HP Inc. announced a sweeping restructuring plan that will eliminate between 4,000 and 6,000 positions worldwide by the end of its 2028 fiscal year, marking one of the company's most significant workforce reductions in years as it accelerates investment in artificial intelligence. The initiative is designed to generate roughly £800 million-about $1 billion-in gross run-rate savings within three years, part of a broader pivot toward AI-driven operations and products.

The company revealed the plan in its latest earnings update, framing the cuts as a response to shifting market conditions and rising operating costs. Executives said HP intends to streamline product teams, consolidate internal platforms and integrate AI more deeply into customer support, product development and back-office functions. Industry analysts say the architecture of the restructuring places HP in line with other large tech firms that have embraced generative AI to automate workflows and reduce repetitive tasks.

While HP has not disclosed which departments will see the heaviest impact, technology sector reporting suggests that roles involving administrative work or manual processes could be the most vulnerable. Units within customer support, parts of product engineering and segments of operations are expected to face heightened exposure as the company deploys automation tools to replace functions previously handled by employees.

The shift also carries major near-term financial implications. Independent analyses of HP's restructuring plans indicate that the transition could include up to $650 million-approximately £494 million-in upfront charges. The company has not clarified how these costs will be distributed but has confirmed that the timeline for restructuring will stretch through fiscal 2028, signaling a multiyear overhaul rather than an immediate realignment.

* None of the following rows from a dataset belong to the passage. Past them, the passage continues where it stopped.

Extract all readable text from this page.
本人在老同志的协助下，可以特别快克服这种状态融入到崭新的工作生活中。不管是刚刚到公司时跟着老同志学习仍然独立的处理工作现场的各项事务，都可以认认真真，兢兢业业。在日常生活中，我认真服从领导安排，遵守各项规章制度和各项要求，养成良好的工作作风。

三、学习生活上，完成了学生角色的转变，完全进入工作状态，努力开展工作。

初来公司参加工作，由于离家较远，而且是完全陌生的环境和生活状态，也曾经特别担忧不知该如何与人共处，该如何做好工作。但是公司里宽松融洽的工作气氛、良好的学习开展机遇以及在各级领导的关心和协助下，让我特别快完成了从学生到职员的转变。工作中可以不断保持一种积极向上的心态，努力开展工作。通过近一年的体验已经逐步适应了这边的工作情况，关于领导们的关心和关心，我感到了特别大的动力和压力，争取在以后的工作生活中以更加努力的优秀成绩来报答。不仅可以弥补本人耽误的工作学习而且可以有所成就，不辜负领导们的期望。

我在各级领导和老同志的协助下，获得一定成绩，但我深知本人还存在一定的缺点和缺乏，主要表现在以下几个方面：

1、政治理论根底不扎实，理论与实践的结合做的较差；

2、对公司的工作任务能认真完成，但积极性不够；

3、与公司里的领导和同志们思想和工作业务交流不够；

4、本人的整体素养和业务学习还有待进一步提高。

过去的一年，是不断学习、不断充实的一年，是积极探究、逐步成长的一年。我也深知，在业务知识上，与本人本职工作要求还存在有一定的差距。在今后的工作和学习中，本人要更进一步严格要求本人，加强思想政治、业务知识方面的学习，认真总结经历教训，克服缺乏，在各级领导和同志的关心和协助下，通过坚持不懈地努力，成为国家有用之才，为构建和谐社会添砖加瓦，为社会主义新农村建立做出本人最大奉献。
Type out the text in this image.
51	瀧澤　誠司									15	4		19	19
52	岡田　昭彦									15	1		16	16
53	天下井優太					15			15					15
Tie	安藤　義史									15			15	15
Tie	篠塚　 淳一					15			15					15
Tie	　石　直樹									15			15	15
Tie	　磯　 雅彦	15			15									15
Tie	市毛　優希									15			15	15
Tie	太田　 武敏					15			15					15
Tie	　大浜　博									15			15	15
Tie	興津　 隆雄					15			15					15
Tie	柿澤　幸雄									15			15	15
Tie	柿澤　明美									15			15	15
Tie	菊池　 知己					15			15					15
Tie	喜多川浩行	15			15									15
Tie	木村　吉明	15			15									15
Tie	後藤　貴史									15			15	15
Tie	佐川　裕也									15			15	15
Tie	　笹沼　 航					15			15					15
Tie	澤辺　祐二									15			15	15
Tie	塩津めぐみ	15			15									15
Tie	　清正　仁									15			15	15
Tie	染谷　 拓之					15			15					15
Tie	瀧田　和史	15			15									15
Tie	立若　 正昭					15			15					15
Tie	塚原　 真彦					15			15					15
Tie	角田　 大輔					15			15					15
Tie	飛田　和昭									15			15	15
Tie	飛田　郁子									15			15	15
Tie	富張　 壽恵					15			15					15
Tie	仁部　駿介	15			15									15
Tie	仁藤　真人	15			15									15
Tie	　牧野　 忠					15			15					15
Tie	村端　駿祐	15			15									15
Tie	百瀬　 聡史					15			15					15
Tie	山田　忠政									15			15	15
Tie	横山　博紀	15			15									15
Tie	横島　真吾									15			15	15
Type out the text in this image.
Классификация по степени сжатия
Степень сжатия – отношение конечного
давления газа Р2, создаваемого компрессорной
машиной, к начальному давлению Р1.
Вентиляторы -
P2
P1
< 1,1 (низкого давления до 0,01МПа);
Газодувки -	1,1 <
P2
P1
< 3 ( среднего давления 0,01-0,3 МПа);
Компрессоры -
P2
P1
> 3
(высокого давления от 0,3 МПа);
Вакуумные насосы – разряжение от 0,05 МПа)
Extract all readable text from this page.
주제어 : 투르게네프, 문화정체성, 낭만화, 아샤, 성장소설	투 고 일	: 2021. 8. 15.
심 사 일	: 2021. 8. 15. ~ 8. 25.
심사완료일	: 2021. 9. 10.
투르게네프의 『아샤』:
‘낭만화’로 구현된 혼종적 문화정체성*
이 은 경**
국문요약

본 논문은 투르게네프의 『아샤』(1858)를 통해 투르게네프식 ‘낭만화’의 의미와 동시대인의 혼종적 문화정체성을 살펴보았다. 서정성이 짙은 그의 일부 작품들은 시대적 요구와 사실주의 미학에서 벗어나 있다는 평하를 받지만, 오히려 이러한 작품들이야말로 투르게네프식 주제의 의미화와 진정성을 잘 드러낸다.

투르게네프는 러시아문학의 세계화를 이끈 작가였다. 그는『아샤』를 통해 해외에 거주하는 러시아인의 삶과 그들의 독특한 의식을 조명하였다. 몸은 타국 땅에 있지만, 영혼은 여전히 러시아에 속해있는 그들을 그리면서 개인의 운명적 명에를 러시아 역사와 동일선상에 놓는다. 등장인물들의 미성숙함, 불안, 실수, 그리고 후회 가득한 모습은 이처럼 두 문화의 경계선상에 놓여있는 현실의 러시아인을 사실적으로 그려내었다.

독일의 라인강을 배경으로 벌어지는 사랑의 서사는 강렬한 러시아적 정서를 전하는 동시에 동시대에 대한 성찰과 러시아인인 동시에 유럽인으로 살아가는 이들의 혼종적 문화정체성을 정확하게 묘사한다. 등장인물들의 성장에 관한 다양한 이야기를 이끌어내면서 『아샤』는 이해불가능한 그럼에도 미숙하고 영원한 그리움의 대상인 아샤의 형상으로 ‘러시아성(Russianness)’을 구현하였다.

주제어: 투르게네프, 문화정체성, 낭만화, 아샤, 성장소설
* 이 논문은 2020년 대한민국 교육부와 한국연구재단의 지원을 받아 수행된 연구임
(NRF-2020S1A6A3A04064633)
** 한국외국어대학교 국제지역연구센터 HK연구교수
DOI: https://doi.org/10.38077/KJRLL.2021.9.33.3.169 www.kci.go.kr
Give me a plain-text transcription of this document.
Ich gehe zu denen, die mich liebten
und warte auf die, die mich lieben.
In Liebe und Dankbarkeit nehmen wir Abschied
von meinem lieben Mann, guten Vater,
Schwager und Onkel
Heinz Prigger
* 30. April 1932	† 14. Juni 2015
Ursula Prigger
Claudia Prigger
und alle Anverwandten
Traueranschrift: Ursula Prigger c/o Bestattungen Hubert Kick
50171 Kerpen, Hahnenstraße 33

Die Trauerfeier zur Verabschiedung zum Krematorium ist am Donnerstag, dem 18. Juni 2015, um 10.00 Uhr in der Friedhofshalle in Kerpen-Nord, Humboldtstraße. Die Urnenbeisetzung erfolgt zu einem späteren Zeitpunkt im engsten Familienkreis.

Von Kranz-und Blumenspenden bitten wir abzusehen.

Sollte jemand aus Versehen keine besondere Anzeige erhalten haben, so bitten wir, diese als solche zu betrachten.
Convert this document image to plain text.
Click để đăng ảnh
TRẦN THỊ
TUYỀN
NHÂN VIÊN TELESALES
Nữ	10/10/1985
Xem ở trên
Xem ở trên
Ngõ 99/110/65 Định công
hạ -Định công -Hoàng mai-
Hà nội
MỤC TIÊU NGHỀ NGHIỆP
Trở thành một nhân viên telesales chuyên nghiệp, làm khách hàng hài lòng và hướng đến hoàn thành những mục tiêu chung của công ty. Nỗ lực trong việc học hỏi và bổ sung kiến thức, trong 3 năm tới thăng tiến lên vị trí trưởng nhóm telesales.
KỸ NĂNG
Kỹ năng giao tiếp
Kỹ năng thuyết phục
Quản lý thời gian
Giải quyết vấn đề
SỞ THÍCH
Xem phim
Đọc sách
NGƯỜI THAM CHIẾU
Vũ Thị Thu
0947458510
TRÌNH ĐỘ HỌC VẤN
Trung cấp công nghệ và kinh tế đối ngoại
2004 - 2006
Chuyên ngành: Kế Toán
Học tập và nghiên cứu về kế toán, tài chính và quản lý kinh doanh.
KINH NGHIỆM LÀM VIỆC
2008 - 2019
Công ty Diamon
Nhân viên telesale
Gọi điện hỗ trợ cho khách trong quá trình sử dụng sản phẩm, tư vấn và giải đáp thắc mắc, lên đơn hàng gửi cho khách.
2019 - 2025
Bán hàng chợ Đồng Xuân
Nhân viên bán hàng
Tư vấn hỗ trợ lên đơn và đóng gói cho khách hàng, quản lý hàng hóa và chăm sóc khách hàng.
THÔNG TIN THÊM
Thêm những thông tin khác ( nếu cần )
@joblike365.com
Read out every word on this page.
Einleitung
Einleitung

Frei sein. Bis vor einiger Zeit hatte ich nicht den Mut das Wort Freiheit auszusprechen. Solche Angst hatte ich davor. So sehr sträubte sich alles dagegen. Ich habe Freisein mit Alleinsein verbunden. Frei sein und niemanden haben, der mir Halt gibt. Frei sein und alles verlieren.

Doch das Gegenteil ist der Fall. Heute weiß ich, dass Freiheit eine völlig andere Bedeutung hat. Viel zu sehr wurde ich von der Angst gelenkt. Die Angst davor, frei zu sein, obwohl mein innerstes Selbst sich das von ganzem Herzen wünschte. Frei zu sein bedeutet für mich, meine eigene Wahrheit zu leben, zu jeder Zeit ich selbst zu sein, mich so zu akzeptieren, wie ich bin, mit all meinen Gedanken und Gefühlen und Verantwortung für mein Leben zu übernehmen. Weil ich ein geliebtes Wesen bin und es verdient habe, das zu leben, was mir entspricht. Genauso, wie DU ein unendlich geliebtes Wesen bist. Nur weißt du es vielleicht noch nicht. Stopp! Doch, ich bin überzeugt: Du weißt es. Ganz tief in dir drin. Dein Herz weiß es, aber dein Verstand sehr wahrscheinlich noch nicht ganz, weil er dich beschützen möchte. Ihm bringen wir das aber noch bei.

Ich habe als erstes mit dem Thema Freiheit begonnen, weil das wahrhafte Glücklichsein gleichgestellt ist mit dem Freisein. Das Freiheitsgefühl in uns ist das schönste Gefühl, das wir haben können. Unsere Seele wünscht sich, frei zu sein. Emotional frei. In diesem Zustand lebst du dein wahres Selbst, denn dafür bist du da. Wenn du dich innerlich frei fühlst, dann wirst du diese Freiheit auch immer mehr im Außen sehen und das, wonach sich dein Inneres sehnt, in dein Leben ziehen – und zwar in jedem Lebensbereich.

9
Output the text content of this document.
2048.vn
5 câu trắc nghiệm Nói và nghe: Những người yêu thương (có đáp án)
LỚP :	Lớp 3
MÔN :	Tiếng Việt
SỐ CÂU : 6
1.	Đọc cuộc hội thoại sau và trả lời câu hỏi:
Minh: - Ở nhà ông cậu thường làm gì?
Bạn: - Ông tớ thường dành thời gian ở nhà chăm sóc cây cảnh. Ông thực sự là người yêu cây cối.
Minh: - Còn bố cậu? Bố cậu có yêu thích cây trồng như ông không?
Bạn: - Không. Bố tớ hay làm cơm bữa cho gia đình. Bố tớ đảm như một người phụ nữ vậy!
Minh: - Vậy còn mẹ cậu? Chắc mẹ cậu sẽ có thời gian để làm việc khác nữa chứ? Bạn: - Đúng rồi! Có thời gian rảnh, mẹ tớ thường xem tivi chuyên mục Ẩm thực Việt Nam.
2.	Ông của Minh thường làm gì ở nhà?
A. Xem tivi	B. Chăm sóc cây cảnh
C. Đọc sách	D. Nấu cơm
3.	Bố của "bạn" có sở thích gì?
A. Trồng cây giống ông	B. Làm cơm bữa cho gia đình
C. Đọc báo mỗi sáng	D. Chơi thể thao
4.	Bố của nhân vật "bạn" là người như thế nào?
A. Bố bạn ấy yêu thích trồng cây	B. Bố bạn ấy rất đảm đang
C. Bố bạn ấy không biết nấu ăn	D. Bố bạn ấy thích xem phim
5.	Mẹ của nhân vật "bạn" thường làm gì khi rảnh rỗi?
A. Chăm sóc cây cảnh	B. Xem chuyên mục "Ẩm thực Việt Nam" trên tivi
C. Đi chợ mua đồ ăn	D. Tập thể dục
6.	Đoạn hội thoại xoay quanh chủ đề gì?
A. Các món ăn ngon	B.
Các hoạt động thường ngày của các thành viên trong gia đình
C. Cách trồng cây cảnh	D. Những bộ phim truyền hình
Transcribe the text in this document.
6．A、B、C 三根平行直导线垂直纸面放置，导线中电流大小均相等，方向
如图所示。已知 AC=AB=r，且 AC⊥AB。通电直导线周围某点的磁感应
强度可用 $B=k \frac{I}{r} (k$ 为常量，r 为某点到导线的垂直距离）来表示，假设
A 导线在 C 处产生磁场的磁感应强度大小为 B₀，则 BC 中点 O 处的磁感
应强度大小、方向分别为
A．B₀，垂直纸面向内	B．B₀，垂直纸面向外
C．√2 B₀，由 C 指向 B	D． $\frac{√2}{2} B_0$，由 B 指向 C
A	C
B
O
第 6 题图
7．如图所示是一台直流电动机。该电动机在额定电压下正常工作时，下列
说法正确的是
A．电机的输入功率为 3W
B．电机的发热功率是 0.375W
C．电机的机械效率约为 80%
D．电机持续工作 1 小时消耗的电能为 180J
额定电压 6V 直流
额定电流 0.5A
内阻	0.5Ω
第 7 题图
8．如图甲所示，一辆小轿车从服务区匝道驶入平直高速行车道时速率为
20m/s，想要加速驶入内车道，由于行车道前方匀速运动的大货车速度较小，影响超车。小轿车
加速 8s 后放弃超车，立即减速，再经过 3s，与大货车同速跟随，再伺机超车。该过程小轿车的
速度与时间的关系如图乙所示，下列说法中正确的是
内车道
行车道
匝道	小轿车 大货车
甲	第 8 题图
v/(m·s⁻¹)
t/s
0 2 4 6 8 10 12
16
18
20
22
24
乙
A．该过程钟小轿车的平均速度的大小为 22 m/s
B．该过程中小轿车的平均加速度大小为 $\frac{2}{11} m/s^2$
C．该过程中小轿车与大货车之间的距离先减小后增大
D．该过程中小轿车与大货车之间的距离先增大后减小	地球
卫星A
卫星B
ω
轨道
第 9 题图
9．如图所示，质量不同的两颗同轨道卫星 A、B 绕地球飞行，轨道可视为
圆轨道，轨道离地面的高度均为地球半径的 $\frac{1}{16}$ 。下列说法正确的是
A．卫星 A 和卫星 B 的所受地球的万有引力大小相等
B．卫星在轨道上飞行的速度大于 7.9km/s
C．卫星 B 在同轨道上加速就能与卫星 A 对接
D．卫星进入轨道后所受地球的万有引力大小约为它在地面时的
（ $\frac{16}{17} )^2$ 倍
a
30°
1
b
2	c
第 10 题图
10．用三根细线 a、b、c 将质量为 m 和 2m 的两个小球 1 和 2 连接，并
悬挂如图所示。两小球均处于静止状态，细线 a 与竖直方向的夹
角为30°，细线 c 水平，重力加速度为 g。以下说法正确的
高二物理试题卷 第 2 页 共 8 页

The decision reinforces HP's view that large-scale AI integration will shape the next phase of personal computing. The company expects investments in AI-enabled PCs, intelligent support systems and automated internal processes to produce long-term productivity gains and give HP a competitive advantage as the industry shifts toward more adaptive devices.

For employees, however, the move introduces years of uncertainty. Thousands will spend the duration of the restructuring unsure whether their positions will survive the rollout of new AI systems. Analysts note that productivity enhancements enabled by automation often benefit shareholders first, while improvements to staff workloads or conditions come later, if at all.

Customers might also experience mixed outcomes during the transition. AI-enhanced devices and support systems could eventually create faster and more personalized service experiences, but service quality could vary in the near term as legacy processes are dismantled and new technologies are phased in across departments.